Da Fertile Memory che Michel Khleifi realizzò nel 1980, donando al cinema altri occhi, a The Time that Remains di Elia Suleiman. Passando per Ticket to Jerusalem, Jenin Jenin, Thirst, Rana’s Wedding, Pomegranates and Myrr, Frontiers of Dreams and Fears… Ancora una volta l’Europa del Festival di Lecce diventa altro, un altrove, uno sguardo più lungo, l’anno scorso sul cinema israeliano, quest’anno – come a voler proseguire il discorso – su quello palestinese, quello di Hany Abu-Assad e Rashid Masharawi, di Mai Masri e Mohammed Bakri, di Annemarie Jacir e Najwa Najjar, Tawfik Abu Wael, Alia Arasougly ed altri. Il cinema del nuovo millennio, del presente, di cineaste e cineasti di generazioni diverse, 6 film di finzione, 6 documentari e altrettanti cortometraggi. E incontri, con la regista Sahera Dirbas (Stranger in My Home,Jerusalem) e May al-Kaila, ambasciatrice palestinese, mentre gli attesi Khleifi, Masharawi e Bakri non ce l’hanno fatta, purtroppo, a essere presenti. Abbiamo incontrato Monica Maurer, curatrice della Settimana del cinema palestinese.

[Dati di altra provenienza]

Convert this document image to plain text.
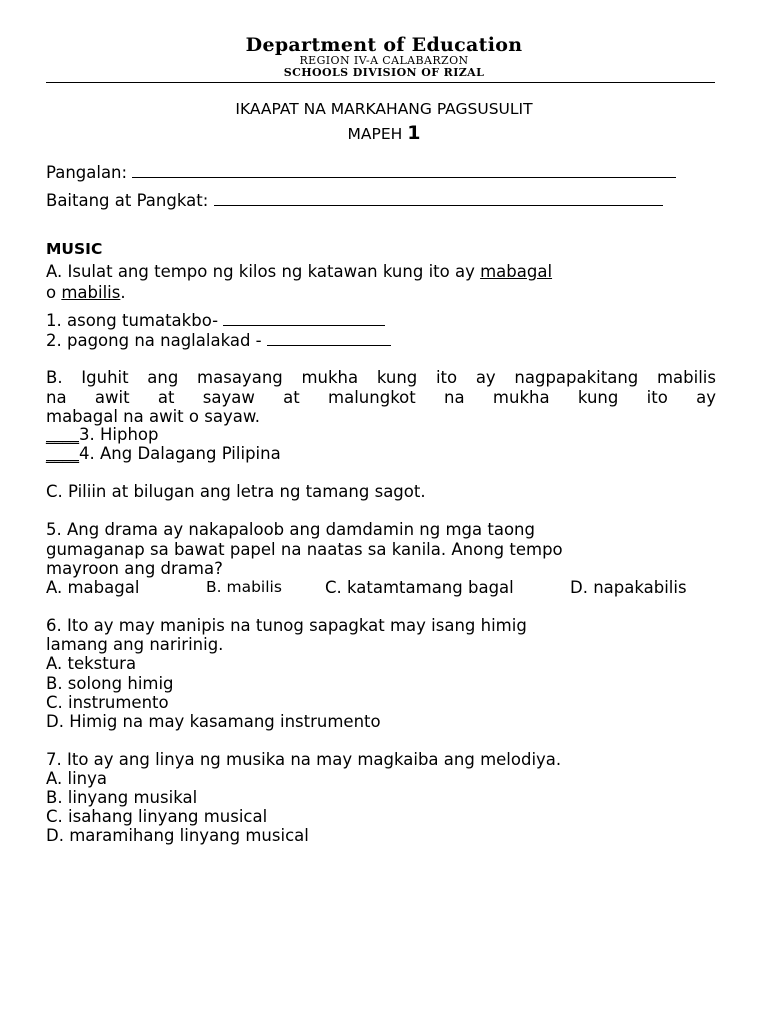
Department of Education
REGION IV-A CALABARZON
SCHOOLS DIVISION OF RIZAL
IKAAPAT NA MARKAHANG PAGSUSULIT
MAPEH 1
Pangalan:
Baitang at Pangkat:
MUSIC
A. Isulat ang tempo ng kilos ng katawan kung ito ay mabagal
o mabilis.
1. asong tumatakbo-
2. pagong na naglalakad -
B. Iguhit ang masayang mukha kung ito ay nagpapakitang mabilis
na awit at sayaw at malungkot na mukha kung ito ay
mabagal na awit o sayaw.
____3. Hiphop
____4. Ang Dalagang Pilipina
C. Piliin at bilugan ang letra ng tamang sagot.
5. Ang drama ay nakapaloob ang damdamin ng mga taong
gumaganap sa bawat papel na naatas sa kanila. Anong tempo
mayroon ang drama?
A. mabagal	B. mabilis	C. katamtamang bagal	D. napakabilis
6. Ito ay may manipis na tunog sapagkat may isang himig
lamang ang naririnig.
A. tekstura
B. solong himig
C. instrumento
D. Himig na may kasamang instrumento
7. Ito ay ang linya ng musika na may magkaiba ang melodiya.
A. linya
B. linyang musikal
C. isahang linyang musical
D. maramihang linyang musical
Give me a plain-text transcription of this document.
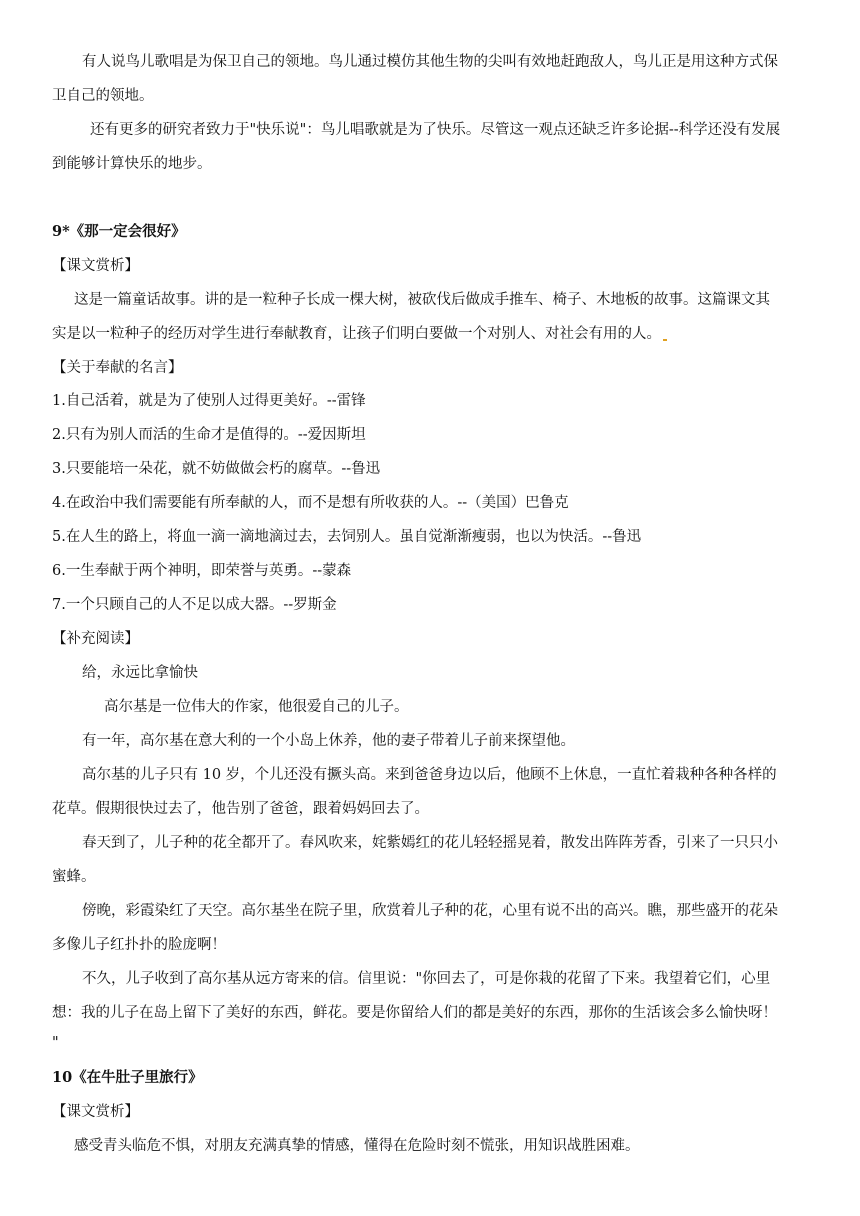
有人说鸟儿歌唱是为保卫自己的领地。鸟儿通过模仿其他生物的尖叫有效地赶跑敌人，鸟儿正是用这种方式保
卫自己的领地。
还有更多的研究者致力于"快乐说"：鸟儿唱歌就是为了快乐。尽管这一观点还缺乏许多论据--科学还没有发展
到能够计算快乐的地步。
9*《那一定会很好》
【课文赏析】
这是一篇童话故事。讲的是一粒种子长成一棵大树，被砍伐后做成手推车、椅子、木地板的故事。这篇课文其
实是以一粒种子的经历对学生进行奉献教育，让孩子们明白要做一个对别人、对社会有用的人。
【关于奉献的名言】
1.自己活着，就是为了使别人过得更美好。--雷锋
2.只有为别人而活的生命才是值得的。--爱因斯坦
3.只要能培一朵花，就不妨做做会朽的腐草。--鲁迅
4.在政治中我们需要能有所奉献的人，而不是想有所收获的人。--（美国）巴鲁克
5.在人生的路上，将血一滴一滴地滴过去，去饲别人。虽自觉渐渐瘦弱，也以为快活。--鲁迅
6.一生奉献于两个神明，即荣誉与英勇。--蒙森
7.一个只顾自己的人不足以成大器。--罗斯金
【补充阅读】
给，永远比拿愉快
高尔基是一位伟大的作家，他很爱自己的儿子。
有一年，高尔基在意大利的一个小岛上休养，他的妻子带着儿子前来探望他。
高尔基的儿子只有 10 岁，个儿还没有撅头高。来到爸爸身边以后，他顾不上休息，一直忙着栽种各种各样的
花草。假期很快过去了，他告别了爸爸，跟着妈妈回去了。
春天到了，儿子种的花全都开了。春风吹来，姹紫嫣红的花儿轻轻摇晃着，散发出阵阵芳香，引来了一只只小
蜜蜂。
傍晚，彩霞染红了天空。高尔基坐在院子里，欣赏着儿子种的花，心里有说不出的高兴。瞧，那些盛开的花朵
多像儿子红扑扑的脸庞啊！
不久，儿子收到了高尔基从远方寄来的信。信里说："你回去了，可是你栽的花留了下来。我望着它们，心里
想：我的儿子在岛上留下了美好的东西，鲜花。要是你留给人们的都是美好的东西，那你的生活该会多么愉快呀！
"
10《在牛肚子里旅行》
【课文赏析】
感受青头临危不惧，对朋友充满真挚的情感，懂得在危险时刻不慌张，用知识战胜困难。
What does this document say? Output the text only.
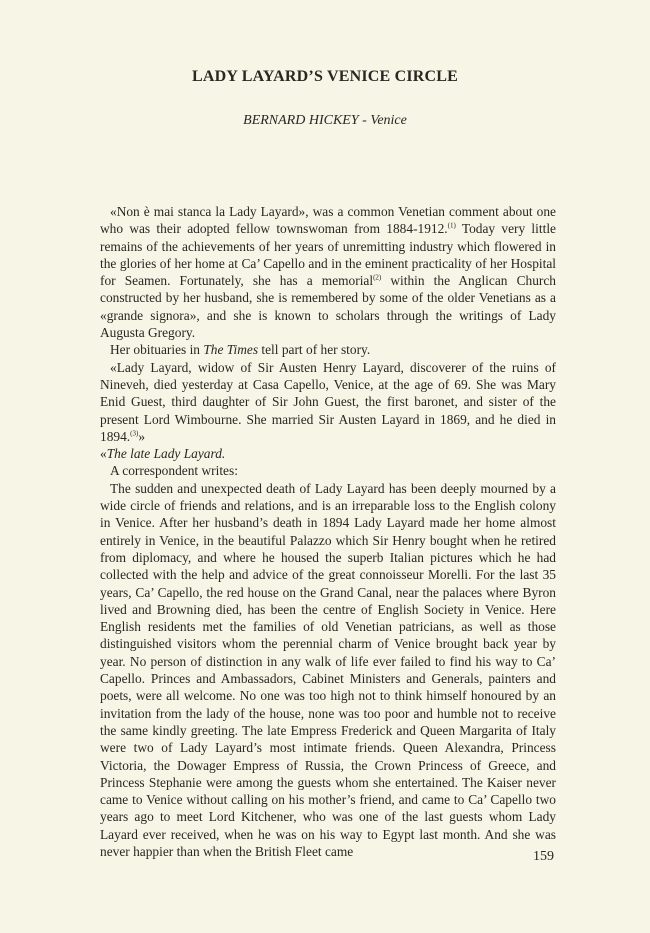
LADY LAYARD’S VENICE CIRCLE
BERNARD HICKEY - Venice

«Non è mai stanca la Lady Layard», was a common Venetian comment about one who was their adopted fellow townswoman from 1884-1912.$^{(1)}$ Today very little remains of the achievements of her years of unremitting industry which flowered in the glories of her home at Ca’ Capello and in the eminent practicality of her Hospital for Seamen. Fortunately, she has a memorial$^{(2)}$ within the Anglican Church constructed by her husband, she is remembered by some of the older Venetians as a «grande signora», and she is known to scholars through the writings of Lady Augusta Gregory.

Her obituaries in The Times tell part of her story.

«Lady Layard, widow of Sir Austen Henry Layard, discoverer of the ruins of Nineveh, died yesterday at Casa Capello, Venice, at the age of 69. She was Mary Enid Guest, third daughter of Sir John Guest, the first baronet, and sister of the present Lord Wimbourne. She married Sir Austen Layard in 1869, and he died in 1894.$^{(3)}$»

«The late Lady Layard.

A correspondent writes:

The sudden and unexpected death of Lady Layard has been deeply mourned by a wide circle of friends and relations, and is an irreparable loss to the English colony in Venice. After her husband’s death in 1894 Lady Layard made her home almost entirely in Venice, in the beautiful Palazzo which Sir Henry bought when he retired from diplomacy, and where he housed the superb Italian pictures which he had collected with the help and advice of the great connoisseur Morelli. For the last 35 years, Ca’ Capello, the red house on the Grand Canal, near the palaces where Byron lived and Browning died, has been the centre of English Society in Venice. Here English residents met the families of old Venetian patricians, as well as those distinguished visitors whom the perennial charm of Venice brought back year by year. No person of distinction in any walk of life ever failed to find his way to Ca’ Capello. Princes and Ambassadors, Cabinet Ministers and Generals, painters and poets, were all welcome. No one was too high not to think himself honoured by an invitation from the lady of the house, none was too poor and humble not to receive the same kindly greeting. The late Empress Frederick and Queen Margarita of Italy were two of Lady Layard’s most intimate friends. Queen Alexandra, Princess Victoria, the Dowager Empress of Russia, the Crown Princess of Greece, and Princess Stephanie were among the guests whom she entertained. The Kaiser never came to Venice without calling on his mother’s friend, and came to Ca’ Capello two years ago to meet Lord Kitchener, who was one of the last guests whom Lady Layard ever received, when he was on his way to Egypt last month. And she was never happier than when the British Fleet came	159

Quali sono le caratteristiche fondamentali della rassegna e gli incroci tra i film?
L’idea era quella di effettuare, attraverso le forme del cinema, una carrellata sulla realtà palestinese, mostrarne il volto che i media spesso nascondono o trasformano in narrazione negativa. I film, nel loro insieme, ci dicono della complessità della realtà palestinese. E del conflitto con Israele, il Muro e gli insediamenti, dei movimenti interni alla società, delle donne, delle divisioni generazionali, dello scontro fra una visione del mondo conservatrice e un’altra più aperta. È una realtà che cambia, e anche il cinema che la racconta è mutato nel tempo, sino ad apparire oggi sempre più attento a cogliere le diverse sfumature, a cercare la persona, a raccontare con il “noi” anche “l’io”.
E quali sono le condizioni in cui si muove il cinema palestinese da un punto di vista più strettamente produttivo? Ci sono delle cifre sulla quantità dei film realizzati negli ultimi anni? Esistono strutture di sostegno economico?
Cifre in realtà non ce ne sono, è difficile raccogliere dati precisi. La Palestina ha un Ministero della Cultura, ma è una struttura piccolissima, come si può immaginare, e sostanzialmente quello che offre non va oltre un mero sostegno logistico, l’audiovisivo non è certo una priorità. Per il cinema una via sono i finanziamenti dall’esterno, le coproduzioni internazionali, l’altra è quella delle produzioni indipendenti, praticata soprattutto dai registi più giovani per evitare di subire “dall’alto” decisioni e condizionamenti.
Quanto comunicano fra di loro le immagini del cinema palestinese e quelle del cinema israeliano?
Inevitabilmente ci sono alcuni punti di contatto, il cinema riesce a creare delle zone di incontro. Ci sono anche delle collaborazioni tra registi, Mi viene in mente, ad esempio, Route 181, di dieci anni fa, girato da due autori straordinari come Eyal Sivan, israeliano, e Michel Khleifi, che è palestinese.
Dove e come si vede il cinema in Palestina?
Le sale sono pochissime. Già nel 1948, l’anno della Nakba, della “Catastrofe”, dell’esodo di 800.000 persone dalle loro terre, i palestinesi persero le loro terre, le loro case ma anche le lo strutture culturali, la possibilità di fare cinema e di vederlo. Ancora oggi l’obiettivo è quello di colpire la cultura, la memoria, le radici dei palestinesi. Restano, però, quelle persone che sono veri e propri militanti della cultura, che mostrano il cinema nelle università, nei cineforum, luoghi di resistenza culturale. Ci sono anche i festival del cinema, e questo è molto importante.